ABSTRACT
Understanding the determinants of the informal economy is a crucial issue in economic development due to its far-reaching effects on development efforts. Previous studies focused exclusively on factors that can potentially reduce the relative size of the shadow economy. However, these attempts have not enjoyed much success to date in Africa, where informality has continued to thrive. We contend that realistic medium-term goals, as opposed to obligatory formalisation, could increase the output of informal businesses by providing enough infrastructure and a welcoming business climate, which would at the same time foster formalisation. Using OLS, FE and system GMM with data on 42 African countries covering 2003–2018, we find that infrastructure development reduces the relative size of the shadow economy in African countries. Our results remained consistent when we controlled for the effects of other determinants of the informal economy, employed other estimators, and used an alternative measure of the informal economy.
Disclosure statement
No potential conflict of interest was reported by the authors.
Notes
1. Algeria, Benin, Botswana, Burkina Faso, Burundi, Cameroon, Central African Republic, Chad, Comoros, Congo. Dem. Rep., Cote d’Ivoire, Egypt. Arab Rep., Equatorial Guinea, Eritrea, Ethiopia, Gabon, Ghana, Guinea, Guinea-Bissau, Kenya, Lesotho, Liberia, Madagascar, Malawi, Mali, Mauritania, Mauritius, Morocco, Mozambique, Namibia, Niger, Nigeria, Rwanda, Senegal, Sierra Leone, South Africa, Tanzania, Togo, Tunisia, Uganda, Zambia and Zimbabwe.

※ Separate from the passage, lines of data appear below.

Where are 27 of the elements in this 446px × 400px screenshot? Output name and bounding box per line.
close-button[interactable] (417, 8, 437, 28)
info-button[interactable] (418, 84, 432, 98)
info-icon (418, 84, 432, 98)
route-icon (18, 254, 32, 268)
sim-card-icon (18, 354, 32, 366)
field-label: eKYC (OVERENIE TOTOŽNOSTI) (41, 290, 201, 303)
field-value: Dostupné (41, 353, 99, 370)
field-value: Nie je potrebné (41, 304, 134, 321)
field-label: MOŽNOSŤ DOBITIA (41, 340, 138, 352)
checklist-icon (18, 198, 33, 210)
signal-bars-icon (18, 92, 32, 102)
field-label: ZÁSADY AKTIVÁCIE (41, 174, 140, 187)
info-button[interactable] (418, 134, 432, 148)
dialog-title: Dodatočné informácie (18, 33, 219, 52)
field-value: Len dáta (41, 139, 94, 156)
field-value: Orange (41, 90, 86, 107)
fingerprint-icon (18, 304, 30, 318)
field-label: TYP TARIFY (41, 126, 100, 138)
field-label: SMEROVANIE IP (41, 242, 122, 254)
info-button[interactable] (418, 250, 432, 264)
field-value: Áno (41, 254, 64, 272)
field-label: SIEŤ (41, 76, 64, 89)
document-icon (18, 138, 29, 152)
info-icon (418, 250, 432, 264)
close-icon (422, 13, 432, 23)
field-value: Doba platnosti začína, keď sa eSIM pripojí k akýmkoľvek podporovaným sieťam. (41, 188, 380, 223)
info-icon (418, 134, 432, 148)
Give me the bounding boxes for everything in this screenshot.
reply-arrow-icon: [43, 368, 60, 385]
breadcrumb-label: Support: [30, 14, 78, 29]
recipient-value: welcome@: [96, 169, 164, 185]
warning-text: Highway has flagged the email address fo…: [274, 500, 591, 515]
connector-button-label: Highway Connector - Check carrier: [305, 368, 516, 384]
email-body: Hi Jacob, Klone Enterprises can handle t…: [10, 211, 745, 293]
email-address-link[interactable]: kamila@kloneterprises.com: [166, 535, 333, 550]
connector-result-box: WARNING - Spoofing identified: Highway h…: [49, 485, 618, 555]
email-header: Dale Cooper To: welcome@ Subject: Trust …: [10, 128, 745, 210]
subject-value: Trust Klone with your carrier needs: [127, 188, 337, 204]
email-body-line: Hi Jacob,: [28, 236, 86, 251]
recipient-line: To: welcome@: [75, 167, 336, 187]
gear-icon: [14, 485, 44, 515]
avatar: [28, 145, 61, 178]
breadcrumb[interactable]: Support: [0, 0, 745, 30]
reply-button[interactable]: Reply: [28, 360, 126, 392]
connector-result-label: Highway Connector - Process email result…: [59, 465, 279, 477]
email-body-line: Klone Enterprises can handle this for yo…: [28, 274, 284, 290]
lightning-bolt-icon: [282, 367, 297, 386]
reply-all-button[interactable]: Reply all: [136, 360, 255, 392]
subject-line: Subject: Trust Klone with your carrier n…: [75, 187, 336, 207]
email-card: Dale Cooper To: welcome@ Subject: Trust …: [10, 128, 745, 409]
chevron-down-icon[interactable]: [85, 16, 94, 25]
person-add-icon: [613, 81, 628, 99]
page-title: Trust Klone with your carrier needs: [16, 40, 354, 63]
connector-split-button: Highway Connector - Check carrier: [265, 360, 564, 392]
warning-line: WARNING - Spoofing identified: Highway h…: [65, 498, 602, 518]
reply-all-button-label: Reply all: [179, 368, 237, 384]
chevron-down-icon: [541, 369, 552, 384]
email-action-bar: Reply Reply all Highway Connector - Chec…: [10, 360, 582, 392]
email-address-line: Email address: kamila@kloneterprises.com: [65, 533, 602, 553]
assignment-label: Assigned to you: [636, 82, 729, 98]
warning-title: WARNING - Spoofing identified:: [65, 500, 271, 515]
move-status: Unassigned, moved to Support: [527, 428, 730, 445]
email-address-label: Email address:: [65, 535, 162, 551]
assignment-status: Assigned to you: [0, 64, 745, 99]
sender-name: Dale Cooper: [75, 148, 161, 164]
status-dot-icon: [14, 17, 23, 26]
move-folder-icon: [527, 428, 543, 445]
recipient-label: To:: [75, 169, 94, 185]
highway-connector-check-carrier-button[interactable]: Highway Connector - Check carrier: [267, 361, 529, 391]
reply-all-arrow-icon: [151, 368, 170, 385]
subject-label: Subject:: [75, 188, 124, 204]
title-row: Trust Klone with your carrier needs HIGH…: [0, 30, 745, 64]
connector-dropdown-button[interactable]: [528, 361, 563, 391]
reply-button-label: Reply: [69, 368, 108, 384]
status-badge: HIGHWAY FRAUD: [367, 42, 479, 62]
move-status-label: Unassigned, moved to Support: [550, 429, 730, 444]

2. Generally, the literature suggests GMM approach or instrumental variable (IV) to circumvent endogeneity problems (Farhadi et al. 2015). However, the difficulty with the latter approach is to find purely external instruments that vary both across groups and over time. Also, the IV do not account for the endogeneity of other regressors. Therefore, in this study, the GMM is preferred over IV approach.